With this complete infrastructure, ASaiM offers a good environment for sophisticated microbiota analyses to scientists without computational knowledge, while promoting transparency, sharing and reproducibility.
Methods
For the tests, ASaiM was deployed on a computer with Debian GNU/Linux System, 8 cores Intel(R) Xeon(R) at 2.40 GHz and 32 Go of RAM. The workflow has been run on two mock community samples of Human Microbiome Project (HMP), containing a genomic mixture of 22 known microbial strains. The details of comparison analyses are described in the Supplementary Material.

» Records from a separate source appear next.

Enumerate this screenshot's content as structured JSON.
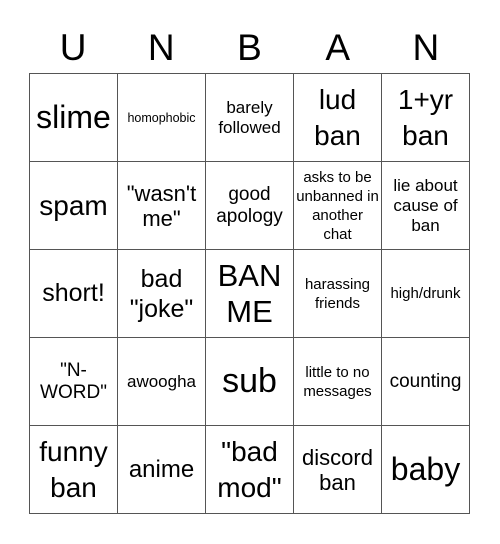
{
  "title_letters": [
    "U",
    "N",
    "B",
    "A",
    "N"
  ],
  "cells": [
    [
      "slime",
      "homophobic",
      "barely followed",
      "lud ban",
      "1+yr ban"
    ],
    [
      "spam",
      "\"wasn't me\"",
      "good apology",
      "asks to be unbanned in another chat",
      "lie about cause of ban"
    ],
    [
      "short!",
      "bad \"joke\"",
      "BAN ME",
      "harassing friends",
      "high/drunk"
    ],
    [
      "\"N-WORD\"",
      "awoogha",
      "sub",
      "little to no messages",
      "counting"
    ],
    [
      "funny ban",
      "anime",
      "\"bad mod\"",
      "discord ban",
      "baby"
    ]
  ],
  "colors": {
    "grid_line": "#555555",
    "text": "#000000",
    "background": "#ffffff"
  }
}
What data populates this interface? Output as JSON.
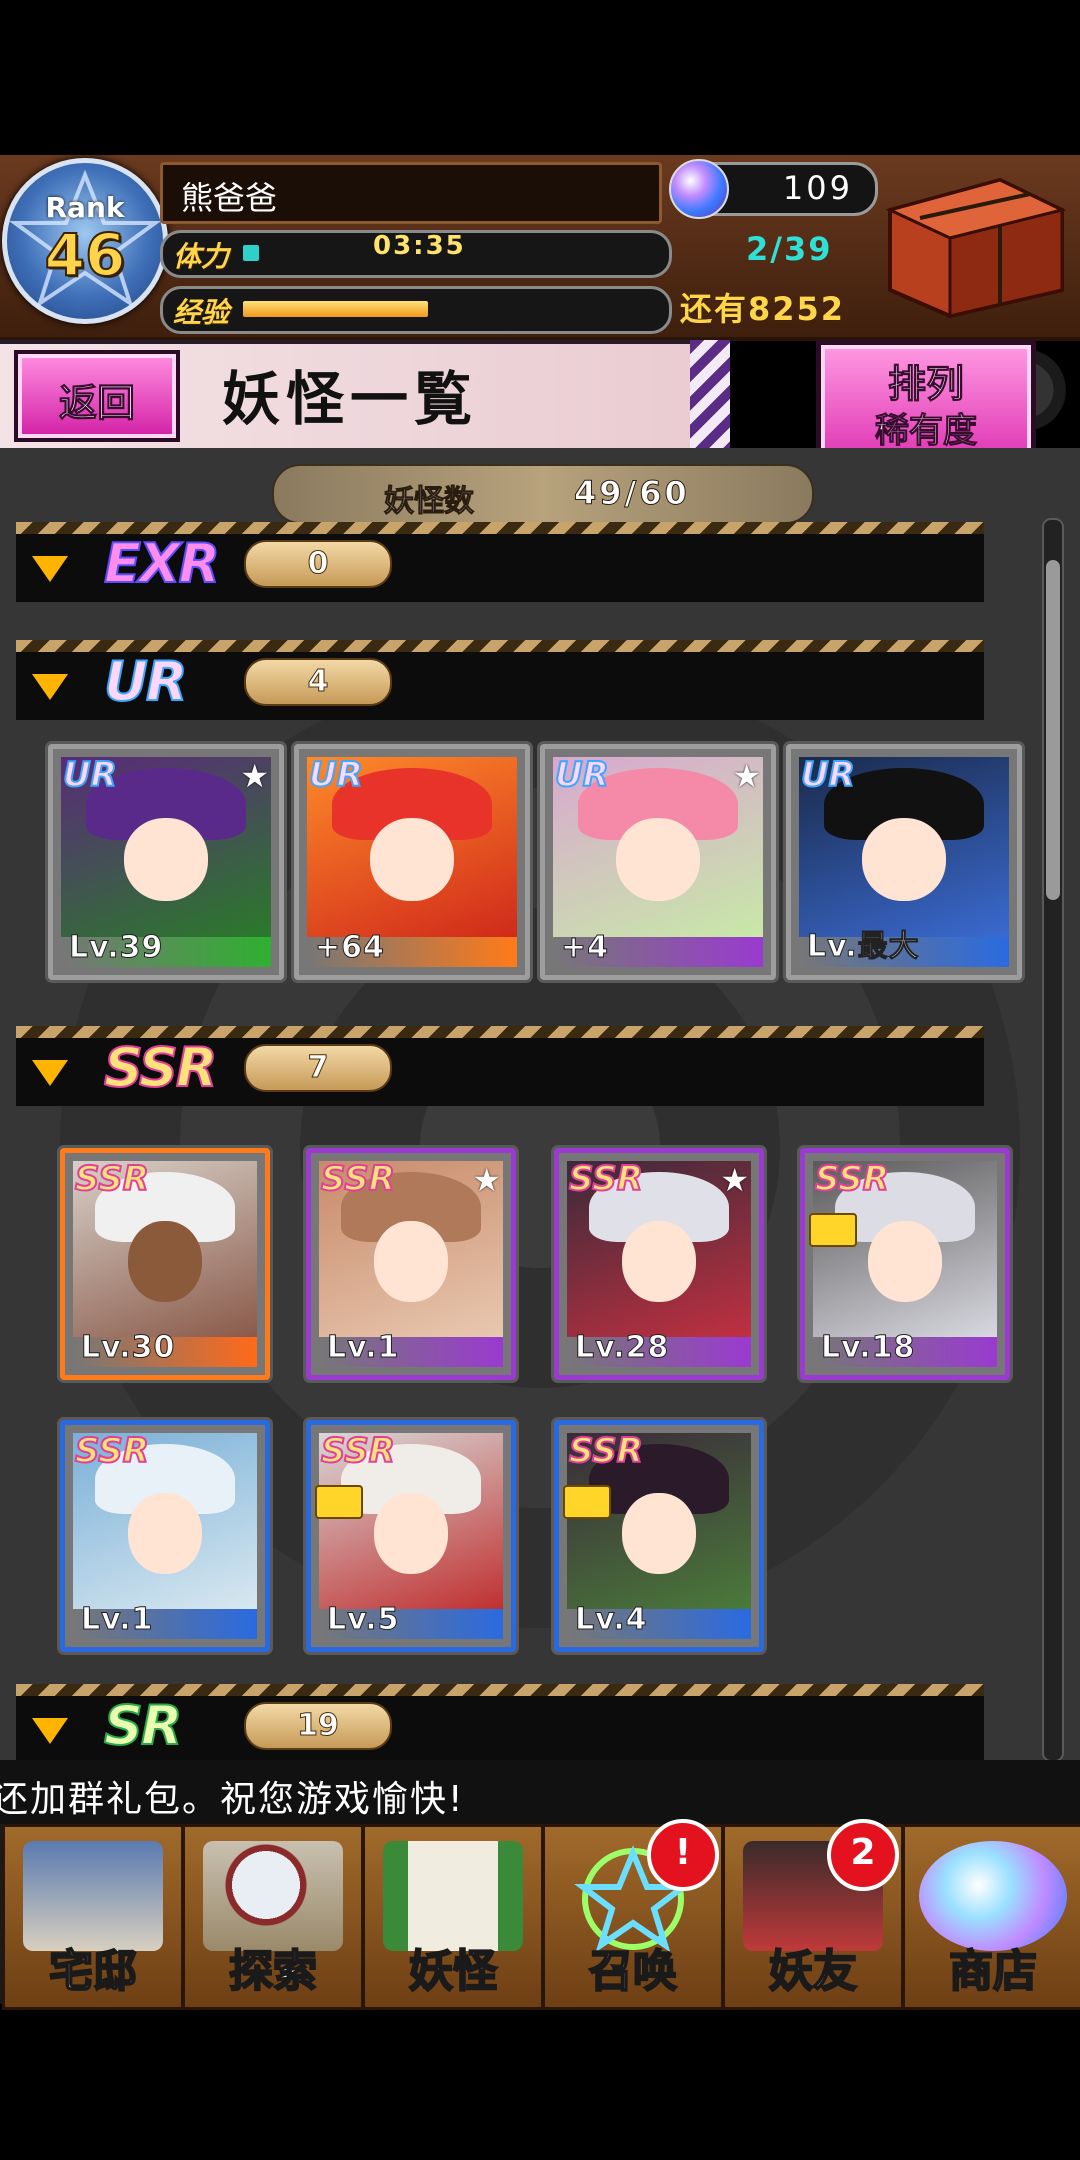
{
  "header": {
    "rank_label": "Rank",
    "rank_value": "46",
    "player_name": "熊爸爸",
    "stamina_label": "体力",
    "stamina_time": "03:35",
    "stamina_count": "2/39",
    "exp_label": "经验",
    "exp_remaining": "还有8252",
    "gem_count": "109",
    "stamina_fill_fraction": 0.04,
    "exp_fill_fraction": 0.45
  },
  "title_bar": {
    "back_label": "返回",
    "title": "妖怪一覧",
    "sort_label": "排列",
    "sort_value": "稀有度"
  },
  "count": {
    "label": "妖怪数",
    "value": "49/60"
  },
  "sections": [
    {
      "rarity": "EXR",
      "count": "0"
    },
    {
      "rarity": "UR",
      "count": "4"
    },
    {
      "rarity": "SSR",
      "count": "7"
    },
    {
      "rarity": "SR",
      "count": "19"
    }
  ],
  "ur_cards": [
    {
      "rarity": "UR",
      "level": "Lv.39",
      "star": "★"
    },
    {
      "rarity": "UR",
      "level": "+64",
      "star": ""
    },
    {
      "rarity": "UR",
      "level": "+4",
      "star": "★"
    },
    {
      "rarity": "UR",
      "level": "Lv.最大",
      "star": ""
    }
  ],
  "ssr_cards": [
    {
      "rarity": "SSR",
      "level": "Lv.30",
      "star": ""
    },
    {
      "rarity": "SSR",
      "level": "Lv.1",
      "star": "★"
    },
    {
      "rarity": "SSR",
      "level": "Lv.28",
      "star": "★"
    },
    {
      "rarity": "SSR",
      "level": "Lv.18",
      "star": ""
    },
    {
      "rarity": "SSR",
      "level": "Lv.1",
      "star": ""
    },
    {
      "rarity": "SSR",
      "level": "Lv.5",
      "star": ""
    },
    {
      "rarity": "SSR",
      "level": "Lv.4",
      "star": ""
    }
  ],
  "ticker": "还加群礼包。祝您游戏愉快!",
  "nav": [
    {
      "label": "宅邸",
      "badge": ""
    },
    {
      "label": "探索",
      "badge": ""
    },
    {
      "label": "妖怪",
      "badge": ""
    },
    {
      "label": "召唤",
      "badge": "!"
    },
    {
      "label": "妖友",
      "badge": "2"
    },
    {
      "label": "商店",
      "badge": ""
    }
  ]
}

Availability of supporting source code and requirements
Project name: ASaiM
Project home page:https://github.com/ASaiM/framework
Operating system(s): Platform independent
Other requirements: Docker
License: Apache 2
All tools described herein are available in the Galaxy Toolshed (https://toolshed.g2.bx.psu.edu). The Dockerfile to automatically install deploy ASaiM is provided in the GitHub repository and a pre-built Docker image is available at https://quay.io/repository/bebatut/asaim-framework.
Declarations
Competing interests
The author(s) declare that they have no competing interests.
Funding
The Auvergne Regional Council and the European Regional Development Fund have supported this work.
Authors’ contributions
BB, KG, CD, SH, JFB, EP, PP contributed equally to the conceptualization, to the methodology and to the writing process. JFP, PP contributed equally to the funding acquisition. BB, KG, SH contributed equally to the software development and BB, KG, CD and JFP to the validation.
Acknowledgements
The authors would like to thank EA 4678 CIDAM, UR 454 INRA, M2iSH, LIMOS, CRRI for their involvement in this project, as well as Réjane Beugnot, Thomas Eymard, David Parsons and Björn Grüning for their help.